De manière générale, il insiste sur le "grand besoin de coopérations entre acteurs", "l’articulation des différents périmètres géographiques concernés", un "changement culturel de la part des acteurs institutionnels, qui ont tendance à raisonner par mode de transport" ou encore la nécessité d'un "rapprochement avec la compétence de planification urbaine des schémas de cohérence territoriale (SCOT) […] dans la logique nouvelle des plans locaux d’urbanisme intercommunaux – habitat déplacements (PLUI-HD)." "Ces politiques d’urbanisme doivent s’enrichir de la gestion des temps et des rythmes", souligne-t-il. 

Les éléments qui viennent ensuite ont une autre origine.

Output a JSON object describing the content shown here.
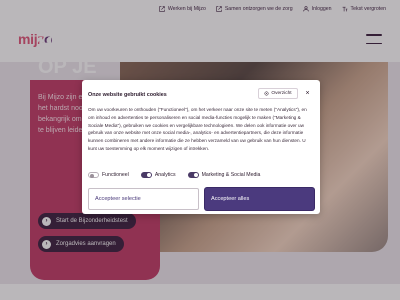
{
  "topbar": {
    "links": [
      {
        "label": "Werken bij Mijzo",
        "icon": "external-link-icon"
      },
      {
        "label": "Samen ontzorgen we de zorg",
        "icon": "link-icon"
      },
      {
        "label": "Inloggen",
        "icon": "user-icon"
      },
      {
        "label": "Tekst vergroten",
        "icon": "text-size-icon"
      }
    ]
  },
  "header": {
    "logo_text": "mijz",
    "logo_mark": "o",
    "menu_icon": "hamburger-icon"
  },
  "hero": {
    "title": "HOE H\nOP JE",
    "text": "Bij Mijzo zijn e\nhet hardst noo\nbekangrijk om\nte blijven leide",
    "primary_button": "Start de Bijzonderheidstest",
    "secondary_button": "Zorgadvies aanvragen"
  },
  "cookie_modal": {
    "title": "Onze website gebruikt cookies",
    "overview_label": "Overzicht",
    "close_label": "×",
    "body": "Om uw voorkeuren te onthouden (\"Functioneel\"), om het verkeer naar onze site te meten (\"Analytics\"), en om inhoud en advertenties te personaliseren en social media-functies mogelijk te maken (\"Marketing & Sociale Media\"), gebruiken we cookies en vergelijkbare technologieën. We delen ook informatie over uw gebruik van onze website met onze social media-, analytics- en advertentiepartners, die deze informatie kunnen combineren met andere informatie die ze hebben verzameld van uw gebruik van hun diensten. U kunt uw toestemming op elk moment wijzigen of intrekken.",
    "toggles": [
      {
        "label": "Functioneel",
        "on": false
      },
      {
        "label": "Analytics",
        "on": true
      },
      {
        "label": "Marketing & Social Media",
        "on": true
      }
    ],
    "select_button": "Accepteer selectie",
    "accept_all_button": "Accepteer alles"
  },
  "colors": {
    "brand_pink": "#c23b66",
    "brand_purple": "#4b3a7e",
    "text_dark": "#3c1f3e"
  }
}
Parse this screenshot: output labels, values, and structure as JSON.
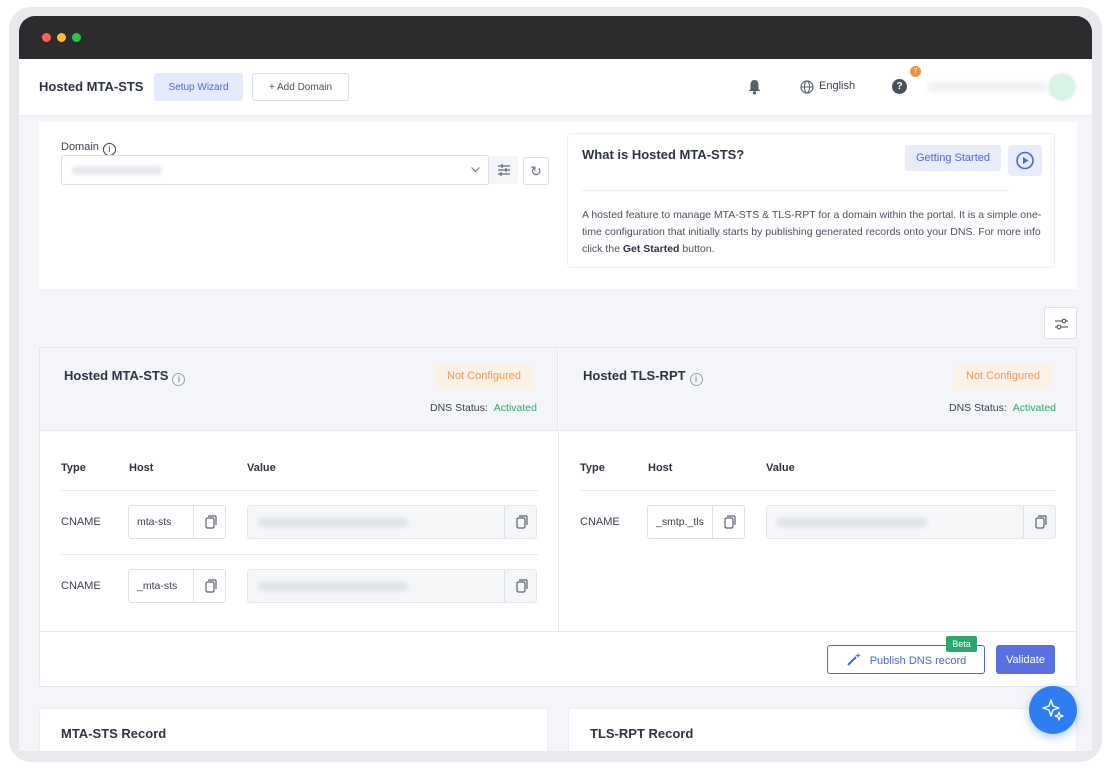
{
  "window": {
    "dots": [
      "#ff5f57",
      "#febc2e",
      "#28c840"
    ]
  },
  "topnav": {
    "title": "Hosted MTA-STS",
    "setup_wizard": "Setup Wizard",
    "add_domain": "+ Add Domain",
    "language": "English",
    "help_badge": "7"
  },
  "domain": {
    "label": "Domain",
    "info_icon": "i"
  },
  "info_card": {
    "title": "What is Hosted MTA-STS?",
    "getting_started": "Getting Started",
    "desc_part1": "A hosted feature to manage MTA-STS & TLS-RPT for a domain within the portal. It is a simple one-time configuration that initially starts by publishing generated records onto your DNS. For more info click the ",
    "desc_bold": "Get Started",
    "desc_part2": " button."
  },
  "mta_sts": {
    "title": "Hosted MTA-STS",
    "badge": "Not Configured",
    "dns_status_label": "DNS Status:",
    "dns_status_value": "Activated",
    "columns": {
      "type": "Type",
      "host": "Host",
      "value": "Value"
    },
    "rows": [
      {
        "type": "CNAME",
        "host": "mta-sts"
      },
      {
        "type": "CNAME",
        "host": "_mta-sts"
      }
    ]
  },
  "tls_rpt": {
    "title": "Hosted TLS-RPT",
    "badge": "Not Configured",
    "dns_status_label": "DNS Status:",
    "dns_status_value": "Activated",
    "columns": {
      "type": "Type",
      "host": "Host",
      "value": "Value"
    },
    "rows": [
      {
        "type": "CNAME",
        "host": "_smtp._tls"
      }
    ]
  },
  "actions": {
    "publish": "Publish DNS record",
    "beta": "Beta",
    "validate": "Validate"
  },
  "records": {
    "mta_sts_record": "MTA-STS Record",
    "tls_rpt_record": "TLS-RPT Record"
  },
  "colors": {
    "accent": "#4a67d6",
    "success": "#2aa76d",
    "warning": "#f0995a"
  }
}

Un "retour à la campagne" sans "démobilité'

In fine, le rapport présente 8 scenarii, en fonction de l'évolution de trois variables : la reconfiguration résidentielle ("l’heure de la revanche des campagnes est peut-être venue"), le volontarisme politique et l’appropriation et l’acceptabilité de mobilités partagées par les habitants des espaces peu denses.
S'agissant plus particulièrement du phénomène de "retour à la campagne", que devrait favoriser le télétravail ("pour une part réduite de la population" toutefois), le rapport relève qu'il pourrait fort bien prendre la forme de la bi-résidence" : la question n'est "pas de savoir si l’on habite à la ville ou à la campagne, mais combien de jours par an l’on passe dans chacun de ces espaces et quels services nous utilisons", explique le professeur Desjardins, cité dans le rapport. Il insiste également sur le fait qu'il ouvre "moins une perspective de démobilité" qu'une "transformation de ces mobilités", en passant "d’un modèle pendulaire strict et principalement à travers la voiture individuelle vers un modèle en étoile, faisant davantage de place aux modes actifs". La voiture est loin d'avoir rendu les armes.